同社の基幹的製造拠点である和歌山工場では、多品種の製造に対応するため複雑かつ複数の工程監視が必要です。AIによる信頼性の高い自動監視と異常検知の技術を導入することにより、大幅な業務負荷削減と生産性の向上、監視業務の属人化の解消など多岐にわたる成果を上げています。
川崎重工業株式会社
高齢化により熟練した技能を持つ技術者が減少するなか、技能伝承は多くの企業にとって共通の課題です。川崎重工では熟練技術者の技能を学習し、再現性を高めることで技能伝承を可能にするロボットシステムを開発しました。
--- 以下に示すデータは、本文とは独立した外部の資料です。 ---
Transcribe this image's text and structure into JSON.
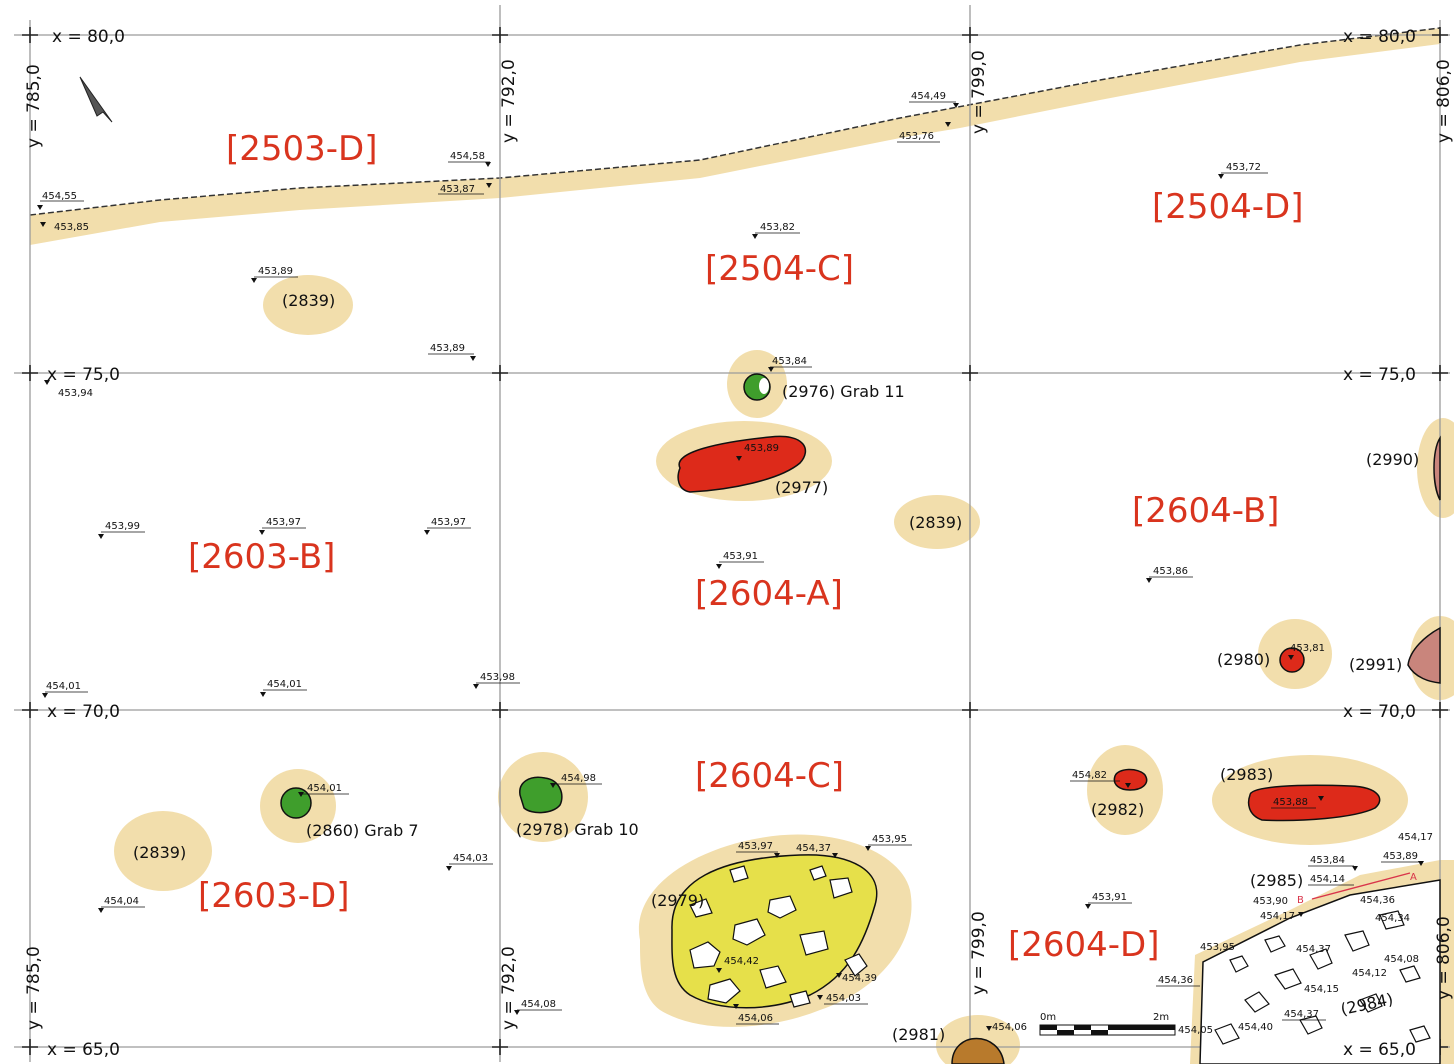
{
  "grid": {
    "x_labels": [
      {
        "id": "x80l",
        "text": "x = 80,0"
      },
      {
        "id": "x80r",
        "text": "x = 80,0"
      },
      {
        "id": "x75l",
        "text": "x = 75,0"
      },
      {
        "id": "x75r",
        "text": "x = 75,0"
      },
      {
        "id": "x70l",
        "text": "x = 70,0"
      },
      {
        "id": "x70r",
        "text": "x = 70,0"
      },
      {
        "id": "x65l",
        "text": "x = 65,0"
      },
      {
        "id": "x65r",
        "text": "x = 65,0"
      }
    ],
    "y_labels": [
      {
        "id": "y785t",
        "text": "y = 785,0"
      },
      {
        "id": "y792t",
        "text": "y = 792,0"
      },
      {
        "id": "y799t",
        "text": "y = 799,0"
      },
      {
        "id": "y806t",
        "text": "y = 806,0"
      },
      {
        "id": "y785b",
        "text": "y = 785,0"
      },
      {
        "id": "y792b",
        "text": "y = 792,0"
      },
      {
        "id": "y799b",
        "text": "y = 799,0"
      },
      {
        "id": "y806b",
        "text": "y = 806,0"
      }
    ]
  },
  "areas": [
    {
      "id": "a2503D",
      "text": "[2503-D]"
    },
    {
      "id": "a2504C",
      "text": "[2504-C]"
    },
    {
      "id": "a2504D",
      "text": "[2504-D]"
    },
    {
      "id": "a2603B",
      "text": "[2603-B]"
    },
    {
      "id": "a2604A",
      "text": "[2604-A]"
    },
    {
      "id": "a2604B",
      "text": "[2604-B]"
    },
    {
      "id": "a2604C",
      "text": "[2604-C]"
    },
    {
      "id": "a2603D",
      "text": "[2603-D]"
    },
    {
      "id": "a2604D",
      "text": "[2604-D]"
    }
  ],
  "features": [
    {
      "id": "f2839a",
      "text": "(2839)"
    },
    {
      "id": "f2976",
      "text": "(2976) Grab 11"
    },
    {
      "id": "f2977",
      "text": "(2977)"
    },
    {
      "id": "f2839b",
      "text": "(2839)"
    },
    {
      "id": "f2990",
      "text": "(2990)"
    },
    {
      "id": "f2980",
      "text": "(2980)"
    },
    {
      "id": "f2991",
      "text": "(2991)"
    },
    {
      "id": "f2860",
      "text": "(2860) Grab 7"
    },
    {
      "id": "f2978",
      "text": "(2978) Grab 10"
    },
    {
      "id": "f2839c",
      "text": "(2839)"
    },
    {
      "id": "f2979",
      "text": "(2979)"
    },
    {
      "id": "f2982",
      "text": "(2982)"
    },
    {
      "id": "f2983",
      "text": "(2983)"
    },
    {
      "id": "f2985",
      "text": "(2985)"
    },
    {
      "id": "f2984",
      "text": "(2984)"
    },
    {
      "id": "f2981",
      "text": "(2981)"
    }
  ],
  "elevations": [
    {
      "id": "e1",
      "text": "454,55"
    },
    {
      "id": "e2",
      "text": "453,85"
    },
    {
      "id": "e3",
      "text": "454,58"
    },
    {
      "id": "e4",
      "text": "453,87"
    },
    {
      "id": "e5",
      "text": "454,49"
    },
    {
      "id": "e6",
      "text": "453,76"
    },
    {
      "id": "e7",
      "text": "453,72"
    },
    {
      "id": "e8",
      "text": "453,82"
    },
    {
      "id": "e9",
      "text": "453,89"
    },
    {
      "id": "e10",
      "text": "453,89"
    },
    {
      "id": "e11",
      "text": "453,94"
    },
    {
      "id": "e12",
      "text": "453,84"
    },
    {
      "id": "e13",
      "text": "453,89"
    },
    {
      "id": "e14",
      "text": "453,99"
    },
    {
      "id": "e15",
      "text": "453,97"
    },
    {
      "id": "e16",
      "text": "453,97"
    },
    {
      "id": "e17",
      "text": "453,91"
    },
    {
      "id": "e18",
      "text": "453,86"
    },
    {
      "id": "e19",
      "text": "453,81"
    },
    {
      "id": "e20",
      "text": "454,01"
    },
    {
      "id": "e21",
      "text": "454,01"
    },
    {
      "id": "e22",
      "text": "453,98"
    },
    {
      "id": "e23",
      "text": "454,01"
    },
    {
      "id": "e24",
      "text": "454,98"
    },
    {
      "id": "e25",
      "text": "454,82"
    },
    {
      "id": "e26",
      "text": "453,88"
    },
    {
      "id": "e27",
      "text": "454,03"
    },
    {
      "id": "e28",
      "text": "454,04"
    },
    {
      "id": "e29",
      "text": "453,97"
    },
    {
      "id": "e30",
      "text": "454,37"
    },
    {
      "id": "e31",
      "text": "453,95"
    },
    {
      "id": "e32",
      "text": "454,42"
    },
    {
      "id": "e33",
      "text": "454,39"
    },
    {
      "id": "e34",
      "text": "454,03"
    },
    {
      "id": "e35",
      "text": "454,06"
    },
    {
      "id": "e36",
      "text": "454,08"
    },
    {
      "id": "e37",
      "text": "453,91"
    },
    {
      "id": "e38",
      "text": "454,17"
    },
    {
      "id": "e39",
      "text": "453,84"
    },
    {
      "id": "e40",
      "text": "453,89"
    },
    {
      "id": "e41",
      "text": "454,14"
    },
    {
      "id": "e42",
      "text": "453,90"
    },
    {
      "id": "e43",
      "text": "454,17"
    },
    {
      "id": "e44",
      "text": "454,36"
    },
    {
      "id": "e45",
      "text": "454,34"
    },
    {
      "id": "e46",
      "text": "453,95"
    },
    {
      "id": "e47",
      "text": "454,37"
    },
    {
      "id": "e48",
      "text": "454,08"
    },
    {
      "id": "e49",
      "text": "454,36"
    },
    {
      "id": "e50",
      "text": "454,12"
    },
    {
      "id": "e51",
      "text": "454,15"
    },
    {
      "id": "e52",
      "text": "454,37"
    },
    {
      "id": "e53",
      "text": "454,05"
    },
    {
      "id": "e54",
      "text": "454,40"
    },
    {
      "id": "e55",
      "text": "454,06"
    }
  ],
  "scale": {
    "start": "0m",
    "end": "2m"
  },
  "profile": {
    "a": "A",
    "b": "B"
  },
  "colors": {
    "sand": "#f2deac",
    "red_fill": "#dd2a1a",
    "green_fill": "#3f9e2c",
    "yellow_fill": "#e6e04a",
    "brown_fill": "#b87a2c",
    "pink_fill": "#c9857c",
    "grid": "#9a9a9a",
    "area_text": "#d9341e"
  }
}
このロボットシステムは、人間の感覚の微妙なさじ加減をAIが学習し、微細な人間の動きを再現することができます。人間が操作装置を使い繰り返し作業をするなかで、位置や速度、加速度といったデータを学習・蓄積し、いわば「作業のコツ」を体得してくれるのです。若い技術者がAIから作業方法を学び、技能を習得する技能伝承はそう遠くない未来に実現するでしょう。
参考:『熟練技術者の動きを再現し、技能を伝承する新ロボットシステム「Successor」』川崎重工株式会社
まとめ
今回は、製造業の現状や課題、製造業DXの人材育成や活用される技術、推進事例を詳しく解説しました。
各業界でDXが注目されていますが、製造業ではDX推進の伸びしろが大きく、特に注目されています。さらにAIの活用が推進されることで、ますます業務変革のスピードと多様性は増していくでしょう。
これから製造業DX・AXを推進していく方は、ぜひ本記事で紹介した推進事例を参考にし、自社に合った推進方法を探してみてください。